Den Wortlaut der Presseinformation können sie hier entnehmen:



Chronik des Dankes an Großspender !

Spendenupdate vom 05.05.2020


Am 05.05 .2020 freuten sich die sächsischen Tafeln über eine weitere Spende der Rewe Group Deutschland. Diese umfasst vor allem hochwertige und lang haltbare Lebensmittel, Molkerei Produkte und Konserven zu einem symbolischen Warenwert von 33.333,00 Euro.
Danke für diese großartige Aktion von Rewe und der Begleitung der Spendenübernahme durch ein Team des MDR Sachsenspiegels.
Wir danken der REWE Gruppe diese Unterstützung mit der unseren Tafelkundinnen und Kunden  geholfen wird

Bildmaterial : Jürgen- M. Schulter



Spendenupdate vom 30.04.2020

Der Dynamo Dresden Fanclub spendet gemeinsam mit der Konsum Dresden Genossenschaft an die sächsischen Tafeln. Am 30.April 2020 freuten sich die Vertreterinnen und Vertreter der Tafel Logistik des Landesverbandes in Dresden und des Vorstandes über eine ganz besondere Großspende, welche  auf Initiative des Fanclub der Dresdner Dynamos ins Leben gerufen wurde.

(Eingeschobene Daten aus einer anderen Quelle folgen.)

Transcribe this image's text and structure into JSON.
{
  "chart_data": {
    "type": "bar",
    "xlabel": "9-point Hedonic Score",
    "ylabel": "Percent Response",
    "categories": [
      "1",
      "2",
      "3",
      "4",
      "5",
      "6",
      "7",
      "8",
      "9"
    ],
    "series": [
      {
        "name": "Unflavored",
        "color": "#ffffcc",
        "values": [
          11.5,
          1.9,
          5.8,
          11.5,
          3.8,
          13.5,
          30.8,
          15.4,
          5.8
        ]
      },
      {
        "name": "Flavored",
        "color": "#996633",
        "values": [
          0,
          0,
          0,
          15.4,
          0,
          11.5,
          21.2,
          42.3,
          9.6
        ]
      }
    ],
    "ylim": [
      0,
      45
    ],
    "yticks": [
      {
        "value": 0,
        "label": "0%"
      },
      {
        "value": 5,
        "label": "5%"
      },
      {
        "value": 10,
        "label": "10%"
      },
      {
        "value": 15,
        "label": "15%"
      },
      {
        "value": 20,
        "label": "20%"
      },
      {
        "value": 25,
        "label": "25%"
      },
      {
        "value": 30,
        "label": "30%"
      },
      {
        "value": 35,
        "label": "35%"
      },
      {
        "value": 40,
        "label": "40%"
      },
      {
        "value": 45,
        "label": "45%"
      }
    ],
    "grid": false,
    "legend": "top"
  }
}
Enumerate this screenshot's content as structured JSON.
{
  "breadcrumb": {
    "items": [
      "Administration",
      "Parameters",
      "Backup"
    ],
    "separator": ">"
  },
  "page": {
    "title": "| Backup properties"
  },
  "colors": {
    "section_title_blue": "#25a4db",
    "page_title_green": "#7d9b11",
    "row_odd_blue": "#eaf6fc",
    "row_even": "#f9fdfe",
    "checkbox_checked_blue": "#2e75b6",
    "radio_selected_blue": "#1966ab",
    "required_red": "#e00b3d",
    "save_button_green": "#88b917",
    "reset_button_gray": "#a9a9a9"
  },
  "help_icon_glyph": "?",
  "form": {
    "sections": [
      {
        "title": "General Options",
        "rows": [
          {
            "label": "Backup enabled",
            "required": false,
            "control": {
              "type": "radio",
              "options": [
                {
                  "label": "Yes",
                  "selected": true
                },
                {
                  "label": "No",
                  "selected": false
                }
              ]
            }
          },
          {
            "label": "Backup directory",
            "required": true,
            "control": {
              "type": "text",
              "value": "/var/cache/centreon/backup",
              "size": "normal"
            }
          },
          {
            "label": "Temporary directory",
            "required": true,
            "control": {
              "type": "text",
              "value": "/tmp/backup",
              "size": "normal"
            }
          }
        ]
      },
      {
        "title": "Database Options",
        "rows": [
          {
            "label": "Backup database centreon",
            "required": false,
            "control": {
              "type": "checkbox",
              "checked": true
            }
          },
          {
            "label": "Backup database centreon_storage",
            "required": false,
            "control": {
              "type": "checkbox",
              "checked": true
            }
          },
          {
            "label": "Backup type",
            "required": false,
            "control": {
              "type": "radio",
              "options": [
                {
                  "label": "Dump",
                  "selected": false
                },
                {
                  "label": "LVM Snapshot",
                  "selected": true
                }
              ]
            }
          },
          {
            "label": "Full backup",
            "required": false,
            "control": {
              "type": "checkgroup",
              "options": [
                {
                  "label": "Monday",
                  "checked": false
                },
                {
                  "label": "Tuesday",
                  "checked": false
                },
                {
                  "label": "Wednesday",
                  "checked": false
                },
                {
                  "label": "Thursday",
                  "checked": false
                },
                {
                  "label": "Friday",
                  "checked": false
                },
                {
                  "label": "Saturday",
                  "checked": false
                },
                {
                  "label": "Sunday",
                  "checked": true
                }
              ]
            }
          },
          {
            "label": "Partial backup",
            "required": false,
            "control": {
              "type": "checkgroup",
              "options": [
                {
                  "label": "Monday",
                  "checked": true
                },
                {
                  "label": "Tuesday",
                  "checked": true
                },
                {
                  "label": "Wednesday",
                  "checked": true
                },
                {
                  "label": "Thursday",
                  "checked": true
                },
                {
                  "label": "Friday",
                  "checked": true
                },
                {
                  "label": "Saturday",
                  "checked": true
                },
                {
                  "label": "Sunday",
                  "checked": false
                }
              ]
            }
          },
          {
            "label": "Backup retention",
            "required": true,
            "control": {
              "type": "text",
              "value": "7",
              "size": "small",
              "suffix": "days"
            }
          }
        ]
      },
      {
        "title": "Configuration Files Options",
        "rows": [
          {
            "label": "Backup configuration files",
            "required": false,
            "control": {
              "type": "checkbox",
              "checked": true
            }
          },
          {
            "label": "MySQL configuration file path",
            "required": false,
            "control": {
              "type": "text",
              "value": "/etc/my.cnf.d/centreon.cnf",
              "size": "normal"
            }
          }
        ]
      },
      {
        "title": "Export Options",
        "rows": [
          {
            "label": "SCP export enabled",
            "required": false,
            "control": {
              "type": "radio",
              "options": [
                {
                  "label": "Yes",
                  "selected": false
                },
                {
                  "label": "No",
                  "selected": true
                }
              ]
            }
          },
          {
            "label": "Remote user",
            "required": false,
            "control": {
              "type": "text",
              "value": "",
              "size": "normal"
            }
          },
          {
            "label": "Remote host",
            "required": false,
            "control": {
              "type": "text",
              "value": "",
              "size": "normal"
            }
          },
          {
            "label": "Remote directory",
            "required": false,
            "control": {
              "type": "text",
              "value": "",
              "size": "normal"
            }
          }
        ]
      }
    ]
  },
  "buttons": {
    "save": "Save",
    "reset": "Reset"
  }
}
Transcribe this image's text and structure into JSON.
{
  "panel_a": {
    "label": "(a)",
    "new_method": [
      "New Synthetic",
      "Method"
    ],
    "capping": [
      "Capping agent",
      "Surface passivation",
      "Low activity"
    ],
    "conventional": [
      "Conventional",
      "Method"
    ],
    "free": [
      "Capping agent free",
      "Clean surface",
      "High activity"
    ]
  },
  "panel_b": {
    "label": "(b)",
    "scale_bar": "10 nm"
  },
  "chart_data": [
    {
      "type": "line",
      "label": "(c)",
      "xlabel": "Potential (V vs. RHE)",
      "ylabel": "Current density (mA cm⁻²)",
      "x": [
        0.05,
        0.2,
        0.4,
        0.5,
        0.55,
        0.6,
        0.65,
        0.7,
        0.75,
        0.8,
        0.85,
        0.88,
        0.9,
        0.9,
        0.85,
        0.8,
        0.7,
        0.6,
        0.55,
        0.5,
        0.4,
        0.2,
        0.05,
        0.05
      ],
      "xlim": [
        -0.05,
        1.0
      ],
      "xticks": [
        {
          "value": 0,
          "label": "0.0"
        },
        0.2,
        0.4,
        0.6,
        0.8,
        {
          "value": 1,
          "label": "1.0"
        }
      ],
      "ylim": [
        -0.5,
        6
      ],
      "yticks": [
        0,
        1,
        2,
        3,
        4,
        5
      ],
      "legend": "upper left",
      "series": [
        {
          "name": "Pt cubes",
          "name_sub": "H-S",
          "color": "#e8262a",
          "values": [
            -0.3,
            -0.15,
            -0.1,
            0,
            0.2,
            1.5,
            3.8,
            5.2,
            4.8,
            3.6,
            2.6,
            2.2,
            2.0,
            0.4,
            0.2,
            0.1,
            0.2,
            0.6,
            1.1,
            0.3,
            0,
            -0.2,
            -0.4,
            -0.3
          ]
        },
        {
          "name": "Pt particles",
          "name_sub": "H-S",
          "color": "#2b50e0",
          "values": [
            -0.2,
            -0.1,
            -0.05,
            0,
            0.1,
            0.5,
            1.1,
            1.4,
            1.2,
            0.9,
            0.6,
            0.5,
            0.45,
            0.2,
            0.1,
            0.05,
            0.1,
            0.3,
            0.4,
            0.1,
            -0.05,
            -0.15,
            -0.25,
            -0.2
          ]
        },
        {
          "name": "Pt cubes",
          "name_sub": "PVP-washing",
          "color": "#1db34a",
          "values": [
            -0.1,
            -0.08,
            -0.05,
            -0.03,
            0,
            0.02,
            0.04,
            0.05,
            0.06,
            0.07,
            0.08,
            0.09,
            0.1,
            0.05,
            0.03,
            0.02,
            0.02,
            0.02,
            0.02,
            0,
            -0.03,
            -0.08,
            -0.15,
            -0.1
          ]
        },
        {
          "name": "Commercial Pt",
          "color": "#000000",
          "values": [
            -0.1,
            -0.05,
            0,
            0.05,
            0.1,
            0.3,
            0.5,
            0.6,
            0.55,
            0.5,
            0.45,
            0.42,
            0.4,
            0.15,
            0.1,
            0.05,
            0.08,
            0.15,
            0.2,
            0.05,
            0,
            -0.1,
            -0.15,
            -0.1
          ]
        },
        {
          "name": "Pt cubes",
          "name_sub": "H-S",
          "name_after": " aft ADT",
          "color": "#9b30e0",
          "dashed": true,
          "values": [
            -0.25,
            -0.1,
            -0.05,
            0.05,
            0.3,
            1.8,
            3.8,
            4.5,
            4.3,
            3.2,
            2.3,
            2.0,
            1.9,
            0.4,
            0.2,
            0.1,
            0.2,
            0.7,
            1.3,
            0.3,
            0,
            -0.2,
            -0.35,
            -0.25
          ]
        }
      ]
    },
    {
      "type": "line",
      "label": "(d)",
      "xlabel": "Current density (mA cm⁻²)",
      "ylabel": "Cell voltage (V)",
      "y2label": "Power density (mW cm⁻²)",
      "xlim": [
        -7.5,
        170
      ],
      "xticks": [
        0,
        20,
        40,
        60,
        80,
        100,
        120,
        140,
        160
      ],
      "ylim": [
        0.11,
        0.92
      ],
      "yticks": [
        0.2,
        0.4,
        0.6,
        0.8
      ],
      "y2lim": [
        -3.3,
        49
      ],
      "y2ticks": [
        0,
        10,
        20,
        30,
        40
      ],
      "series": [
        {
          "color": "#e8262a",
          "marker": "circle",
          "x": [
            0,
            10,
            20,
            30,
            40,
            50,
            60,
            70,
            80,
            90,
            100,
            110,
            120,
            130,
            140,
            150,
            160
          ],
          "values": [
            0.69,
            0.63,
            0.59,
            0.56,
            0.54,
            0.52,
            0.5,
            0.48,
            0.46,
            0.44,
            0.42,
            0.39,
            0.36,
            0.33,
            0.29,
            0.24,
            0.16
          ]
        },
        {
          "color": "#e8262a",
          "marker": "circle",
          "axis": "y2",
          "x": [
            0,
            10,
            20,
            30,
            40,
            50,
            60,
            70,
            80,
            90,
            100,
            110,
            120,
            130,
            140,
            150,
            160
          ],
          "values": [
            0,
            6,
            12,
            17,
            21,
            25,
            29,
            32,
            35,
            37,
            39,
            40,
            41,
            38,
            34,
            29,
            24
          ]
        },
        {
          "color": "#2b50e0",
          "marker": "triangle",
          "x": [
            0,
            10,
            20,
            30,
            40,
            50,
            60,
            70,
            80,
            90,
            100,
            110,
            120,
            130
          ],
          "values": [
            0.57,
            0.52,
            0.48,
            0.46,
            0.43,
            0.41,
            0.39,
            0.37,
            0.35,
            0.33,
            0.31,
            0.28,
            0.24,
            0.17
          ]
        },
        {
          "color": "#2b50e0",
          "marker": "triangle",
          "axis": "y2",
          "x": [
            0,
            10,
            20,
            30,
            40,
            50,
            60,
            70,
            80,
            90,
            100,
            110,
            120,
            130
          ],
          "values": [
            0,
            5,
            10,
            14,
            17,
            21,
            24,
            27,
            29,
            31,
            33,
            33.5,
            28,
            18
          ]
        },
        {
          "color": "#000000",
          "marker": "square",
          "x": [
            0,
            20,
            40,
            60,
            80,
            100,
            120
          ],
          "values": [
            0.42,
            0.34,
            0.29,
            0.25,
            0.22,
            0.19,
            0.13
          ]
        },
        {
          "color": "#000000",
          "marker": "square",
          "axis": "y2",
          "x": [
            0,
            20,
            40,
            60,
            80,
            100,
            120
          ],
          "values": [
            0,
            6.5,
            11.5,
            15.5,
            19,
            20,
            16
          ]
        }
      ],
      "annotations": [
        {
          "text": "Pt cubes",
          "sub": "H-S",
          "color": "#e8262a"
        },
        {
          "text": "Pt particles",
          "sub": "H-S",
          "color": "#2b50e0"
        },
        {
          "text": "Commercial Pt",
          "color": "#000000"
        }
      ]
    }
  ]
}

Diese Unterstützung beinhaltet vor allen lang haltbare Lebensmittel , wie Konserven, Nährmittel und verschiedene Fertigsuppen. Wir danken dem  Freunden von Dynamo Fanclub um besonders Frau Dittrich für die Koordinierung,  sowie den Kolleginnen und Kollegen der Konsum Genossenschaft Dresden, welche anteilig finanziell dieses Vorhaben unterstützten.  Wir freuen uns für diese tolle Unterstützung mit der einem Großteil unserer Tafelkundinnen und Kunden  geholfen wird und wünschen dem Verein für die neue Saison große Erfolge.

Großer Dank geht ebenfalls auch an die Spender der Porsche Leipzig GmbH, welche den Landesverband Tafel Sachsen e.V. mit einer Großspende unterstützen.
Alle Lebensmittelspenden wurden gemeinsam mit weiteren Großspenden des Handels an die regionalen Tafeln zusammengestellt und weitergegeben.